La Conferenza dovrebbe anche affrontare il tema di una più chiara ripartizione delle competenze fra l’Unione e i paesi membri, attribuendo al livello federale le sovranità che non possono più essere gestite a livello degli Stati: sicurezza, difesa, politica estera, grandi linee di politica economica, commercio internazionale, moneta, fiscalità federale, possibilità di indebitarsi emettendo titoli europei. Detto così, pilastro sociale e futuro assetto dell’Europa, sembrerebbe un programma entusiasmante che, unito al già deciso, ma non ancora ratificato da tutti i 27, Next Generation UE (o Recovery Plan), potrebbe portare l’Europa fuori dalla pandemia più forte e capace di contare su una scena mondiale sempre più complessa. Purtroppo i governi hanno già deciso che la Conferenza dovrà coinvolgere i cittadini europei e tutti coloro che sull’Europa e per l’Europa, studiano e lavorano, ma che non potrà proporre modifiche dei trattati, il che ne limita fortemente il peso e il significato.
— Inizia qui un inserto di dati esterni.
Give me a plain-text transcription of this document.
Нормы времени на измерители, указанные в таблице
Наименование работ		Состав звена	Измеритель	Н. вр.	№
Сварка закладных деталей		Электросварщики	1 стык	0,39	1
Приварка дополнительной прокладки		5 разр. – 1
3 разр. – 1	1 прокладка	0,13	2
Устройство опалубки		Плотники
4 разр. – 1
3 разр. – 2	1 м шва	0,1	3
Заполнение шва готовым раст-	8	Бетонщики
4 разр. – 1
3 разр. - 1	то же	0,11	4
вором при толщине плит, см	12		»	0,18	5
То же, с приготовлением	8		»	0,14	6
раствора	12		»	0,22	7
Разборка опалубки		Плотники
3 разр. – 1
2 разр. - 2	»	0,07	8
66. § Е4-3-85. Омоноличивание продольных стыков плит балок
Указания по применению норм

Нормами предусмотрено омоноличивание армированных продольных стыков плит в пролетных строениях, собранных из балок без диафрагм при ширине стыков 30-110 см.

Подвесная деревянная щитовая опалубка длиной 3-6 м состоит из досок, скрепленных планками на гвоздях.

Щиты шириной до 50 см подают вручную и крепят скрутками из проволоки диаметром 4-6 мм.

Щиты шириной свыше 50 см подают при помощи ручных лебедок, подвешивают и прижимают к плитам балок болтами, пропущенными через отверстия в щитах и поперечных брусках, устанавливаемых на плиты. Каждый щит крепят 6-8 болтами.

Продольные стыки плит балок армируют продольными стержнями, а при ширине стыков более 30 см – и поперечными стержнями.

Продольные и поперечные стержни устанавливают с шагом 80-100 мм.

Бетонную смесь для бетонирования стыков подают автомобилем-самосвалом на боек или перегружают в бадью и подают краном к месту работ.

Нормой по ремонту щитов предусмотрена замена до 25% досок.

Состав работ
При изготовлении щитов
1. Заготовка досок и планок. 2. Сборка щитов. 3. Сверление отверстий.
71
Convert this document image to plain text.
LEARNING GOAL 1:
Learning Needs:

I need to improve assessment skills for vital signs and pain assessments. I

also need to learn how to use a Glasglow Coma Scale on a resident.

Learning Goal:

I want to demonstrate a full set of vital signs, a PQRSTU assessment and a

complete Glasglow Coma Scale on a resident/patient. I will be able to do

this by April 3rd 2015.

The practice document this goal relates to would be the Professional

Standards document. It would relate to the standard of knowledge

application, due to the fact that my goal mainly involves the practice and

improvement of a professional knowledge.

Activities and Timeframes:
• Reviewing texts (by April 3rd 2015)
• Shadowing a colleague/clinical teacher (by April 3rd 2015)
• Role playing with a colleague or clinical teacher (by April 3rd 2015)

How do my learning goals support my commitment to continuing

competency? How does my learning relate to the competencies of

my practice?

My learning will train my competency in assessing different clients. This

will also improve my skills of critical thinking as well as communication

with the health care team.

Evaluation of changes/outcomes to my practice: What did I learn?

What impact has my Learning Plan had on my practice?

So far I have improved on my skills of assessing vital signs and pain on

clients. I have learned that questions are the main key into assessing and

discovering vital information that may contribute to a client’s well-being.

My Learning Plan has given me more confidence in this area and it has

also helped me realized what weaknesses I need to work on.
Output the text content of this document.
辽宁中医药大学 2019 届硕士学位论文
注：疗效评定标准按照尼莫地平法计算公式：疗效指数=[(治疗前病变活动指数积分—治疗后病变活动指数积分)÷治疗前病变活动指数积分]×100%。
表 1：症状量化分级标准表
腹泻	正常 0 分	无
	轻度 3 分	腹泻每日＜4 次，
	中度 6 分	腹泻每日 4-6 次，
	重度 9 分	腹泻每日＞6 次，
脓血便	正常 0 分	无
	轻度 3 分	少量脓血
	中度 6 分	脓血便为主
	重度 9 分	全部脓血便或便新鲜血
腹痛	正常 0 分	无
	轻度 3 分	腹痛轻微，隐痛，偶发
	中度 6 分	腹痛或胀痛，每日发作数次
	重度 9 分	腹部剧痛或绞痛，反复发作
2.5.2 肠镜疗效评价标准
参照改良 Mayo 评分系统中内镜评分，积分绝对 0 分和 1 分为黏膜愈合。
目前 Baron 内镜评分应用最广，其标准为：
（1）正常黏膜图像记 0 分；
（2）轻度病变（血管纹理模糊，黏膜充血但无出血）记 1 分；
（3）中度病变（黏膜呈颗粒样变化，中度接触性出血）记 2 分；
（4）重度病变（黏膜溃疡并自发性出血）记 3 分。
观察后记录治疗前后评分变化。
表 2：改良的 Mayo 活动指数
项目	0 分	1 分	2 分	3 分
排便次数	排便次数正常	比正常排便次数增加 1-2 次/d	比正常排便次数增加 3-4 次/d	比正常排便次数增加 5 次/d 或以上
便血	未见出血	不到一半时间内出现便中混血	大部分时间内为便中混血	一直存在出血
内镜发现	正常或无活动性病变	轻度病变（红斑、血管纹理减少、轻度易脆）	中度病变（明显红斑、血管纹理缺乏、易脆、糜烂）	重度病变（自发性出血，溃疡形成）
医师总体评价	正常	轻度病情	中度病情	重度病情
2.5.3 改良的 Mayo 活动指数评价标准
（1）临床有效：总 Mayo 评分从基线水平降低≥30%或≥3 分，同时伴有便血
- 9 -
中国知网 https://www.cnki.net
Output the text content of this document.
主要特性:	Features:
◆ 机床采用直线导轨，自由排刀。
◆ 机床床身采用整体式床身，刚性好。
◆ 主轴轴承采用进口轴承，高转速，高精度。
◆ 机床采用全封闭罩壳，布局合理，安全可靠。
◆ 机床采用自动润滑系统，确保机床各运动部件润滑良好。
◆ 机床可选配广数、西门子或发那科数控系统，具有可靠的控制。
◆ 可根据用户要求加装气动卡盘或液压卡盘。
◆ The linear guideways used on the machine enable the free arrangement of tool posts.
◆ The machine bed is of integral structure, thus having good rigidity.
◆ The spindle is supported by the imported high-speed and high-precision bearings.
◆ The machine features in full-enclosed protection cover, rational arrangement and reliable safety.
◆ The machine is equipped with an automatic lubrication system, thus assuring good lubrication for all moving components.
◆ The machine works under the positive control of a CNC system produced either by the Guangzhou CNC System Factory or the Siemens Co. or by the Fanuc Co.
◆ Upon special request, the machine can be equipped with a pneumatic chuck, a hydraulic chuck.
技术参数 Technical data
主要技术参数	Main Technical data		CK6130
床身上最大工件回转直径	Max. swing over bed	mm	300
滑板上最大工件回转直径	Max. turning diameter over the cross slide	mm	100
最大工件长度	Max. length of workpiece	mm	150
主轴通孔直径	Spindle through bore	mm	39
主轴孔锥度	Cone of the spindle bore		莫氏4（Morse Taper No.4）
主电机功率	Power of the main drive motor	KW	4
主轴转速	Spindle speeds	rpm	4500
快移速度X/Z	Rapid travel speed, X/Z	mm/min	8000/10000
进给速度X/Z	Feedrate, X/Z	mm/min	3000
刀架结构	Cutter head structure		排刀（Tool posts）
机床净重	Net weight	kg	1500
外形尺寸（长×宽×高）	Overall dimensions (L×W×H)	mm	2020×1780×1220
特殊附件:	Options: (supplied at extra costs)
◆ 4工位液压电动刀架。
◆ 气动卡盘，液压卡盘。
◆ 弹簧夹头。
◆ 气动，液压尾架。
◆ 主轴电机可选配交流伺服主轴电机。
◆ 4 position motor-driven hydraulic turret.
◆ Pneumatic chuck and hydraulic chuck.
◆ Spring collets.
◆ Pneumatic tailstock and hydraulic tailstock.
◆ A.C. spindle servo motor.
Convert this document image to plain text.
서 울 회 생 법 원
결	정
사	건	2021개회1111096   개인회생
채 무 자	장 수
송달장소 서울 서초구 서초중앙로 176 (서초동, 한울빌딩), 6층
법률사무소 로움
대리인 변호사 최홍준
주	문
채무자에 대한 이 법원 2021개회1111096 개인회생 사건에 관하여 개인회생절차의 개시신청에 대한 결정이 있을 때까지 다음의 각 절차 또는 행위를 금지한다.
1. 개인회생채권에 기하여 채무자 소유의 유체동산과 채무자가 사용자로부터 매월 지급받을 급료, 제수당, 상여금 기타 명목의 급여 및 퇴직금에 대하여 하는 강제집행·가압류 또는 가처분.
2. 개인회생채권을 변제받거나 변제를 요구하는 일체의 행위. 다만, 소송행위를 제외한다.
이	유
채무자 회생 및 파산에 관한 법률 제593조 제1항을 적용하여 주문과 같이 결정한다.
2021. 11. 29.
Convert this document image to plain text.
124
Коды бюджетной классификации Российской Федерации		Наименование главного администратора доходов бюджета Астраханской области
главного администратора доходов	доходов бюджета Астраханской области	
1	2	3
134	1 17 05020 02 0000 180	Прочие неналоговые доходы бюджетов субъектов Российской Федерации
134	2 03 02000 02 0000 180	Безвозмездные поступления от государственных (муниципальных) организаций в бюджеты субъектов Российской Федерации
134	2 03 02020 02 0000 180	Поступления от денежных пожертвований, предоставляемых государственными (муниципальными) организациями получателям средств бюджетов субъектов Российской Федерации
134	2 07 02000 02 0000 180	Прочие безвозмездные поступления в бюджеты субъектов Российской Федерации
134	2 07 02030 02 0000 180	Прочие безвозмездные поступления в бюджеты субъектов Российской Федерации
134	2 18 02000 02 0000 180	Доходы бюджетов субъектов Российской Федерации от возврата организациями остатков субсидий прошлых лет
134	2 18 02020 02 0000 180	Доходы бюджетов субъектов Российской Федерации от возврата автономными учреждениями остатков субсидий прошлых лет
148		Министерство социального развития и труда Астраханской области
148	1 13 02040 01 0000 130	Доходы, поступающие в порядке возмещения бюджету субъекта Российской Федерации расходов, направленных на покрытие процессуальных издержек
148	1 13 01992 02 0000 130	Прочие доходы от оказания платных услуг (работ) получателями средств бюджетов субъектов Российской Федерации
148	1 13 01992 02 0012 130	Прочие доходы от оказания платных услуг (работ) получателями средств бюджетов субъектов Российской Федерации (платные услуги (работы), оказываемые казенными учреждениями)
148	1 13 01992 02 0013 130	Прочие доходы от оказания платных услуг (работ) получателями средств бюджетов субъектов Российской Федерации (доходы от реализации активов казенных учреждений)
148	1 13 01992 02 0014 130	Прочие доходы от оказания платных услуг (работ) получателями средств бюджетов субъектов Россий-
Tempi celeri per la riforma della UE

Analogamente anche l’avvio di una concreta riforma sociale europea sembra avviarsi su binari morti. Dopo le importanti misure prese durante la pandemia, tra le quali SURE, uno strumento di supporto alla disoccupazione accresciuta in Europa a causa della Covid-19, che ha messo 100 miliardi a disposizione degli Stati Membri, già a Lisbona molti paesi hanno sostenuto che si tratta di un programma transitorio, legato all’eccezionalità della crisi. E che le competenza in materia di disoccupazione e politiche sociali restano nazionali. Se è quindi vero che nei momenti di crisi l’Unione Europea dimostra di avere capacità di azione, sia pure con ritmi troppo lenti, è anche purtroppo vero che senza una riforma dei trattati nessun cambiamento sostanziale che crei un’Europa veramente forte e sovrana, potrà avvenire. Questo significa che, a 27, non si riuscirà mai a fare una vera, sostanziale, riforma in senso federale e che solo potrebbe riuscirci un gruppo di Stati che decida di andare avanti comunque, lasciando ovviamente la porta aperta agli altri, quando si sentiranno pronti. Ma questo gruppo di Stati c’è? E che ruolo pensa di giocare l’Italia, guidata oggi dall’uomo che è riuscito a salvare l’Euro, proprio perché guidava la BCE, l’unica istituzione veramente federale dell’Unione, dove le decisioni si prendono, vivaddio a maggioranza?